The gut is often neglected, but Schafer said it’s one of the most important organs in the body that can affect mental health. She explained that the brain and gut are in constant communication with each other, which is why people often feel “butterflies” in their stomach or a “stomach knot” during a nervous or stressful situation.
However, Schafer said it’s possible the gut is also telling the brain what to do because the stomach contains neurotransmitters people usually associate with the brain. Schafer revealed that 50 percent of dopamine and 90 percent of serotonin emanates from the gut.
“Serotonin, dopamine, and certain bacteria in the gut are important,” Schafer said. “If our balance is off, we aren't making our serotonin and dopamine properly. If our gut's out of balance, it can make us act badly.”
Another reason brain health is connected to gut health, Schafer noted, is that anti-depressants can adversely affect gut health.
“They try to help us increase our serotonin so that we feel better,” she said. “The challenge is that it can create GI [gastrointestinal] issues also, so if you haven't to this moment thought that our brain and our gut are connected think about that one for a second.
“We take a pill, for our brain, for our depression, our anxiety, and it actually upsets our gut as a side effect,” she added. “We're still learning, but that's kind of a 'wow' moment.”
Schafer speculated that mental health treatment can start with a good diet. Psychologists should look at healthy eating habits that increase serotonin in the gut along with (or instead of) anti-depressants, she asserted.
The presenter also touched on new Parkinson’s disease research suggesting that gastrointestinal dysfunction is one of the main symptoms trending in people with Parkinson’s. According to a recent study, she said, people with Parkinson’s had about a 10-year average of constipation leading up to their diagnosis of the disease.
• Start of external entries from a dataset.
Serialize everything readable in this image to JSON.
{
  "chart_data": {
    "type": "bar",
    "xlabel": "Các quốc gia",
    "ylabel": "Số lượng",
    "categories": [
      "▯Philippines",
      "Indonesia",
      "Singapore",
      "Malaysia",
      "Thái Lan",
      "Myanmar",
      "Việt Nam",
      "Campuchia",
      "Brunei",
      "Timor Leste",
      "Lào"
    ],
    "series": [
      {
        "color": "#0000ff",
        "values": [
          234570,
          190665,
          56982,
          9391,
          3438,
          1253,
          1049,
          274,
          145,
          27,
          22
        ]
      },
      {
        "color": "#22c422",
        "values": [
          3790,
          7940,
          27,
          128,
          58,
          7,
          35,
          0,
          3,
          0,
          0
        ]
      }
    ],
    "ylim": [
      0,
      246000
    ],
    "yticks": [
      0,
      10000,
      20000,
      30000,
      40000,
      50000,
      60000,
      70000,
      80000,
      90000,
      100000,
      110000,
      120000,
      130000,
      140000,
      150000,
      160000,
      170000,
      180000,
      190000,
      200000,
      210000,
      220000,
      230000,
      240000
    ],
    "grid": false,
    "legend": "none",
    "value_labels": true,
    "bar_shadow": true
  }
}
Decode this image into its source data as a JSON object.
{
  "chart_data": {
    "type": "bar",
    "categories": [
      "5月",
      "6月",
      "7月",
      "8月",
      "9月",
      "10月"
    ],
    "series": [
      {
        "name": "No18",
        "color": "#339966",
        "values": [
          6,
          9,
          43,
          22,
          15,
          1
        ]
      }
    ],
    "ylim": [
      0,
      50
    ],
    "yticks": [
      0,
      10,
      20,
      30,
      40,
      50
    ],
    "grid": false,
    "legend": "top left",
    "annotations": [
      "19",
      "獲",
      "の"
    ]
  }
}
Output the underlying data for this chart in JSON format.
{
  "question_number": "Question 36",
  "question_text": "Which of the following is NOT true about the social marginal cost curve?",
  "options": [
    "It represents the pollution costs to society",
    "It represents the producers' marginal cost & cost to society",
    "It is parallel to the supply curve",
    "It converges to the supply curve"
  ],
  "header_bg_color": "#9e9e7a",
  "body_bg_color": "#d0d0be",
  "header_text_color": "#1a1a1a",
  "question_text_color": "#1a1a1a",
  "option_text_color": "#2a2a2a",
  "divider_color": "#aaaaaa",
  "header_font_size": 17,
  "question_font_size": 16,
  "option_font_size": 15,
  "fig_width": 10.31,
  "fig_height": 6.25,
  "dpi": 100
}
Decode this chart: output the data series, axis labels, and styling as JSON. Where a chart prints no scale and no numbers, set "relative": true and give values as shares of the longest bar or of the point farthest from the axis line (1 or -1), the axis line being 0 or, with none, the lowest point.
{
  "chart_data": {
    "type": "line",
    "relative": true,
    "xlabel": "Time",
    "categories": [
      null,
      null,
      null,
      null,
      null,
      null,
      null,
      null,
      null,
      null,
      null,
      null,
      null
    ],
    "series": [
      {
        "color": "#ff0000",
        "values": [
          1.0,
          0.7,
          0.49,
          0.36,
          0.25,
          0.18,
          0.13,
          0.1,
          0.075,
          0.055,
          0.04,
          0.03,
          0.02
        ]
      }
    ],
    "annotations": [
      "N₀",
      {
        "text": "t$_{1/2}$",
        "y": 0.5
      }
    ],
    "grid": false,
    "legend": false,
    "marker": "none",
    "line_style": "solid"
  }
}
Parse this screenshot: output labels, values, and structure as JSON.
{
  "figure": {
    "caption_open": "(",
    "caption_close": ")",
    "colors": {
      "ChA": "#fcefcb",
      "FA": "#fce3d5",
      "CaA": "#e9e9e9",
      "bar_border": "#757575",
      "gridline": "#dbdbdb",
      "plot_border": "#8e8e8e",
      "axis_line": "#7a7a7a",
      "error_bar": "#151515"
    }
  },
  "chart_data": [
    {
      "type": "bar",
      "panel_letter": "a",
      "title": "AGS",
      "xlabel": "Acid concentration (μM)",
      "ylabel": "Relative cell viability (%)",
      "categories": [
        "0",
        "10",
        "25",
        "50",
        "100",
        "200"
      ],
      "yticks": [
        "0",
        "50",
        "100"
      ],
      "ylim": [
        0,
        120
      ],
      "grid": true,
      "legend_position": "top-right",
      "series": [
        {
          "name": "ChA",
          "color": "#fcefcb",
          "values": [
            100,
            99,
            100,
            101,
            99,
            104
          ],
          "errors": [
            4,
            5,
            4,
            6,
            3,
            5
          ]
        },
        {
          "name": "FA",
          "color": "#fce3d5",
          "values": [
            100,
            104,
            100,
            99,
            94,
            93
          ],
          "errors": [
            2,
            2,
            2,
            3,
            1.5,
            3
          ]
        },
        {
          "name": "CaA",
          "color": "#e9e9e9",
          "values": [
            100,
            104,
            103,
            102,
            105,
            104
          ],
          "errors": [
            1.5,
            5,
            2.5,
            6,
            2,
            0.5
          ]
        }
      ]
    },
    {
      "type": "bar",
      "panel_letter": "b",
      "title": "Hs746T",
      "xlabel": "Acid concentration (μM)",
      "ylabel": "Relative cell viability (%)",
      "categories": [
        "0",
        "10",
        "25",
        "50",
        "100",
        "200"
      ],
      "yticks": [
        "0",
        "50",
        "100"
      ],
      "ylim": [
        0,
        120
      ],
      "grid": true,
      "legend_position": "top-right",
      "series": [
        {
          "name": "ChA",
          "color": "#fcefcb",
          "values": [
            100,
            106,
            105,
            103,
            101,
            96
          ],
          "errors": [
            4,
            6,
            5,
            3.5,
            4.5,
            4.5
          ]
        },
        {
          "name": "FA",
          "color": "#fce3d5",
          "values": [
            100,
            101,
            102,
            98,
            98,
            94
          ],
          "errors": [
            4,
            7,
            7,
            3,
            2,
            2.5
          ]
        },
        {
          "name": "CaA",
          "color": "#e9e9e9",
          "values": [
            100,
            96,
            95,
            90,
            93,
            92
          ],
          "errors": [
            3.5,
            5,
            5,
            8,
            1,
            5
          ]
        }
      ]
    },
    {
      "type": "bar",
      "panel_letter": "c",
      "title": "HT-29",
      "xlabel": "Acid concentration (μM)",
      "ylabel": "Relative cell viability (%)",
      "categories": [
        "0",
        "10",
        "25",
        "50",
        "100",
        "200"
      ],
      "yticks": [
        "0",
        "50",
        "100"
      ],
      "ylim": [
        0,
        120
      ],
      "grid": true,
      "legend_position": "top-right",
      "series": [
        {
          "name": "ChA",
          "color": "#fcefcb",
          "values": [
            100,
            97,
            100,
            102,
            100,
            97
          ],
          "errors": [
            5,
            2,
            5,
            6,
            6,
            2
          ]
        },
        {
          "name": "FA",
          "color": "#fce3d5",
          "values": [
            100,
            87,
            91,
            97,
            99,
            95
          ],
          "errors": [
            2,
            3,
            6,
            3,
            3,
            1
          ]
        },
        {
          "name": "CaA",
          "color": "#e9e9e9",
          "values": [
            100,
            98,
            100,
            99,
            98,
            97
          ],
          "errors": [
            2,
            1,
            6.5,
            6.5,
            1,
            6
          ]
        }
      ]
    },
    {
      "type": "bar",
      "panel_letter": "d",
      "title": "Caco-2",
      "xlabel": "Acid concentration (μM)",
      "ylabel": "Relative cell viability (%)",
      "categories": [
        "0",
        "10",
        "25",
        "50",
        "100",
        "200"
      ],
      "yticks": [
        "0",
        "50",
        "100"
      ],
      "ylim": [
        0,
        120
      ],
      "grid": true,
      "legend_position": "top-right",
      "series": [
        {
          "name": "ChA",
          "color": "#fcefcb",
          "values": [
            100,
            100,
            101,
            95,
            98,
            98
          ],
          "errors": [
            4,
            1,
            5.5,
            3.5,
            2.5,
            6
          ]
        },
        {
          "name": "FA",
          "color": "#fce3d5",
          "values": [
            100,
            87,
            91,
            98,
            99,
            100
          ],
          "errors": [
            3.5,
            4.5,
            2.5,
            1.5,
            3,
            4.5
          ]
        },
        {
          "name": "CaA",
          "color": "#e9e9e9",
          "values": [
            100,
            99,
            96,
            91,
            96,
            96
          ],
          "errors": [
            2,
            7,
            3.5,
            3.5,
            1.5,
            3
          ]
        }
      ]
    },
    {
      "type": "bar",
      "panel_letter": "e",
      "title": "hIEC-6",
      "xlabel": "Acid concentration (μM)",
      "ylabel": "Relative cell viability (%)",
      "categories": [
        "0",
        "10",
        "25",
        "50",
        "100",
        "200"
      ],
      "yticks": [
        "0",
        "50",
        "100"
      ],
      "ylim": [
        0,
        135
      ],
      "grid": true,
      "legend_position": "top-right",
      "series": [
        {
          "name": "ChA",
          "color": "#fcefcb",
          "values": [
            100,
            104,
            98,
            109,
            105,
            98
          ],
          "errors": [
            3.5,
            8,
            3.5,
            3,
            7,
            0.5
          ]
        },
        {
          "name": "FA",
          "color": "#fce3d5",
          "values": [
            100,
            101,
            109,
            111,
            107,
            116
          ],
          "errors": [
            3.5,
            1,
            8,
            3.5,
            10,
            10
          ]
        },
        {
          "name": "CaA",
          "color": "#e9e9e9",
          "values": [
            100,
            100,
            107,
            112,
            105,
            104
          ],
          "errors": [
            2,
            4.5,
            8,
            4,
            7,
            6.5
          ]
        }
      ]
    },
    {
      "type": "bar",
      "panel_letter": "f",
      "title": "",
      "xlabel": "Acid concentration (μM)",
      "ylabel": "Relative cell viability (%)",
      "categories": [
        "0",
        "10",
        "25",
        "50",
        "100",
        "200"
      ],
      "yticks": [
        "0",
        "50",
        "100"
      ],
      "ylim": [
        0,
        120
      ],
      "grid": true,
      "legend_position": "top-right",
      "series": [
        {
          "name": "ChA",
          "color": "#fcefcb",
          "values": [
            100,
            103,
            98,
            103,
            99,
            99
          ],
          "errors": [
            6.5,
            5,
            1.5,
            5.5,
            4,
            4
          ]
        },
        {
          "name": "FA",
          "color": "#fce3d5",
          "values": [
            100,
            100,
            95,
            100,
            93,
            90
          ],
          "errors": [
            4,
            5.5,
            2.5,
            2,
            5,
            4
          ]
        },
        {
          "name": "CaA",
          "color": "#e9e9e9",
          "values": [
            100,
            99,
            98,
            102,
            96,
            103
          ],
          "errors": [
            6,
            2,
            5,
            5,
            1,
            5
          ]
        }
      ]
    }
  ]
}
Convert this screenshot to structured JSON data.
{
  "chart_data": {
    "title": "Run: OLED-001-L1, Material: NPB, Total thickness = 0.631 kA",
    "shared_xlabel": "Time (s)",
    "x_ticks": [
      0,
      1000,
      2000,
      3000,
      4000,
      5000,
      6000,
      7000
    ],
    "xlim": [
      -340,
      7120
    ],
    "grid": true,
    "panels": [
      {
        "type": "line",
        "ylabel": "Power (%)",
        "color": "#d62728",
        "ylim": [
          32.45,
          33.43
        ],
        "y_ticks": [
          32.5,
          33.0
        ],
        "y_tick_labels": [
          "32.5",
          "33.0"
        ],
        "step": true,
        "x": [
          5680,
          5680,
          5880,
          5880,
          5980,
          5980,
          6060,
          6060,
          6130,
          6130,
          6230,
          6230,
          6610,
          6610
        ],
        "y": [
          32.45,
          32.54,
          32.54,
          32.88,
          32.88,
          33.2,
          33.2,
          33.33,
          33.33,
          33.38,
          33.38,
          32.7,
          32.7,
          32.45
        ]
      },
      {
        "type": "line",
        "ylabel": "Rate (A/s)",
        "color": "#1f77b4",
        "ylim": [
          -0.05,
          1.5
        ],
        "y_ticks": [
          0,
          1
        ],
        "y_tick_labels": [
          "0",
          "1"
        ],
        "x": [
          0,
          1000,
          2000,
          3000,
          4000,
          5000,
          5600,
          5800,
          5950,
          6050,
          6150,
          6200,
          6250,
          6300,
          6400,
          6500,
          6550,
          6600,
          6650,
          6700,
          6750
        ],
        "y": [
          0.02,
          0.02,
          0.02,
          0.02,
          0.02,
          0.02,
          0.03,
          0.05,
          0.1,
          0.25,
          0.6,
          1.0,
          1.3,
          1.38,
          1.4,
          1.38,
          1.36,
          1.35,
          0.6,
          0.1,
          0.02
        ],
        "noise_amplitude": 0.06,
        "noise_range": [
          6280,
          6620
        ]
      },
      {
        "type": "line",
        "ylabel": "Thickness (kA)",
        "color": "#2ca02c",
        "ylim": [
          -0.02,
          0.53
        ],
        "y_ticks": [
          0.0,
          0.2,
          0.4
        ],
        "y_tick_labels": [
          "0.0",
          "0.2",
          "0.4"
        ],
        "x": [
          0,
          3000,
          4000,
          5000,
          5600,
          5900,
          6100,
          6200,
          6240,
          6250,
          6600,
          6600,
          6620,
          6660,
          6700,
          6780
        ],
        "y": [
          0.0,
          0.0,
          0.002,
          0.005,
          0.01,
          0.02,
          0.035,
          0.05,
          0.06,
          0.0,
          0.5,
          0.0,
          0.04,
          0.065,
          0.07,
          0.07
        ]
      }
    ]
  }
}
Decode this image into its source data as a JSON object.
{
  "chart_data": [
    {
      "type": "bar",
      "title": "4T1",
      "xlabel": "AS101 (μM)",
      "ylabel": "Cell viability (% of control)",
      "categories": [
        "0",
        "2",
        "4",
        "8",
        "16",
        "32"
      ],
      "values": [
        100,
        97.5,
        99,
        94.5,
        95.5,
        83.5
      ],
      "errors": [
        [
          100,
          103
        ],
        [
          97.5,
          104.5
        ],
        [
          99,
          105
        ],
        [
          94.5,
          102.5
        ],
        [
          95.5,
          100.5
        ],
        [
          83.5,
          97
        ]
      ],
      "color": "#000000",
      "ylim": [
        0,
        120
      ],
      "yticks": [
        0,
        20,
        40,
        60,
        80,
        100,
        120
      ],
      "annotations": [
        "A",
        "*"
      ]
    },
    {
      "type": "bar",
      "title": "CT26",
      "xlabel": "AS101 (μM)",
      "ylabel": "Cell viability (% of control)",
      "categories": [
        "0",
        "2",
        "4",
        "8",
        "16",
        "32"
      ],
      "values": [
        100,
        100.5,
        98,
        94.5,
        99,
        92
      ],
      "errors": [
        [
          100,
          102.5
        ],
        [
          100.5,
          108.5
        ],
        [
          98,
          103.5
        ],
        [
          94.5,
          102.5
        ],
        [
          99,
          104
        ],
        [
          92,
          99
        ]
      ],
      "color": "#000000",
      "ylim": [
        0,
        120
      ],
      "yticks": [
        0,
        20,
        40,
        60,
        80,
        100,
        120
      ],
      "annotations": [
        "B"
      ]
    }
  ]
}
“That doesn’t mean if you’re constipated you’re going to have Parkinson’s,” Shafer said. “But it’s a huge area of research because, what if we could do something in advance about constipation, and it was actually helping?”
Since people with Parkinson’s stop producing the dopamine neurotransmitter, and 50 percent of the body’s dopamine is located in the gut, Schafer concluded that it could be possible to stymie the progression of the disease by starting treatment early and combating it with a good diet.
“We’ve always thought this [neurotransmitter] is in our brain,” she said in an interview with the Recorder following her presentation. “But to know it’s actually residing in our gut puts a whole new meaning on the food that we eat and the way we treat our gut and digestive system because ultimately, it’s affecting our brain health too.”
Additionally, Schafer said that prestigious institutions such as Harvard and John Hopkins are studying how inflammation and gut health can mediate and modulate the immune response, which is related to cancer. Although it may be impossible to prevent certain illnesses and cancers at this time, Schafer was optimistic that taking care of the gut can reduce symptoms associated with certain ailments or eliminate them altogether.